Los/as autores/as de este libro, con una larga y reconocida trayectoria en el campo de la salud mental y de la clínica infantojuvenil, no ignoran esos factores objetivos de deprivación y desamparo de los sujetos que atienden, pero son conscientes de que esa pasividad, que en muchas ocasiones implica el significante mismo de víctima, supone que el sujeto, al igual que vemos en las categorías diagnósticas, queda mudo, sepultado tras esa «nominación para», quedando escondido su pensamiento y sus temores ante la posibilidad de ser activo. Una víctima es alguien de quien se habla, en nombre de la cual se realizan actos políticos, educativos o terapéuticos, pero su inclusión en la clase «víctima» la excluye del acceso a la palabra y en ese sentido la desresponsabiliza en relación a la causa.

La propuesta que encontramos en el libro es otra: se trataría, en su escucha como clínicos, de apuntar a lo singular de la víctima más que a aquello que la colectiviza y la atrinchera en la categoría social de «víctima del desamparo» diluyendo así su singularidad y su responsabilidad. Una de las enseñanzas que encontramos en la variedad de casos clínicos del libro es verificar, en cada uno de ellos, el uso off label (particular) que muchos sujetos hacen de ese significante para desmarcarse de esa nominación. Su desamparo puede ser, también, la oportunidad de hacerse escuchar, de usar ese significante para dirigirse al otro y denunciar su abuso; incluso puede ser el nombre que uno se da para mantener una dignidad cuando es despojado de sus recursos más básicos.

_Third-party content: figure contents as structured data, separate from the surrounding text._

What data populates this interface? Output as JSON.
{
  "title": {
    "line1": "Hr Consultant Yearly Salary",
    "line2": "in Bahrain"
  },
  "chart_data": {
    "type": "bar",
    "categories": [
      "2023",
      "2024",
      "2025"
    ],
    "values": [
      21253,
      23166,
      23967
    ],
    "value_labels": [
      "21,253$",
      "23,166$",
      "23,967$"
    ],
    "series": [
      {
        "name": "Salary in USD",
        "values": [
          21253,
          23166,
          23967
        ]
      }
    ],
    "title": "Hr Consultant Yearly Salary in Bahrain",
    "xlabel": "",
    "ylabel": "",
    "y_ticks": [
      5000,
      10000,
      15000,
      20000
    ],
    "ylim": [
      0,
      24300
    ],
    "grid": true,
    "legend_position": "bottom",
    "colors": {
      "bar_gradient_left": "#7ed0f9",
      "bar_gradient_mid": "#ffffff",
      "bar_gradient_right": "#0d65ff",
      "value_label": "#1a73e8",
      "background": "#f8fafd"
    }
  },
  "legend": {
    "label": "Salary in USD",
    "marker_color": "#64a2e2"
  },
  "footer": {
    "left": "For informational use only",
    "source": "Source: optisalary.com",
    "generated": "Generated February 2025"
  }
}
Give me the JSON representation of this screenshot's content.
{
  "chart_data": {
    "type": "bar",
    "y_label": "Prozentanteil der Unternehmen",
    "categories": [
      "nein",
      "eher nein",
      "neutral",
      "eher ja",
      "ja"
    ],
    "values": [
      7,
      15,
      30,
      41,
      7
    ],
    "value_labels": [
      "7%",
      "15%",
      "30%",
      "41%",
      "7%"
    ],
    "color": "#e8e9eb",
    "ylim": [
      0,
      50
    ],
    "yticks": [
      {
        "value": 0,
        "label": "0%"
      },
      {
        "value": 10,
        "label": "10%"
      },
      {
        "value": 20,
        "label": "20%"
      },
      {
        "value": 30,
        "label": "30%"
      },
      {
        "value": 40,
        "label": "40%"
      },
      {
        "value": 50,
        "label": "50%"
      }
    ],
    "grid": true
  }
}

Para sostener esta conversación regular, los/as autores/as se desmarcan del paradigma de esa nueva relación asistencial, que ha surgido de la fusión entre la tendencia «individualista» —tan propia de la época— con las falsas promesas del seudocientificismo. Hoy ya conocemos bien las características y consecuencias de eso que se presenta como una «novedad»: desconfianza del sujeto (paciente, usuario, alumno) hacia el profesional al que cada vez le supone menos un saber sobre lo que le ocurre y del que cada vez teme más se convierta en un elemento de control y no de ayuda; la posición defensiva de los propios profesionales que hacen uso, de manera creciente, de procedimientos preventivos ante posibles amenazas o denuncias de sus pacientes; la pérdida de calidad del vínculo transferencial, patente en la transformación del encuentro, cada vez más fugaz, de corta duración y siempre con la mediación de alguna tecnología (pruebas, ordenador, prescripción), y la cuarta consecuencia, correlativa de la anterior, es el aumento notable de la burocracia en los procedimientos asistenciales. Todo ello configura una nueva realidad marcada por una pérdida notable de la autoridad del profesional, derivada de la sustitución de su juicio propio (elemento clave en su praxis) en detrimento del protocolo monitorizado, una reducción del sujeto atendido a un elemento sin propiedades específicas (homogéneo), y que responde con el rechazo (boicot y violencia), y una serie de efectos en los propios profesionales diversos y graves: burnout, episodios depresivos recurrentes o mala praxis.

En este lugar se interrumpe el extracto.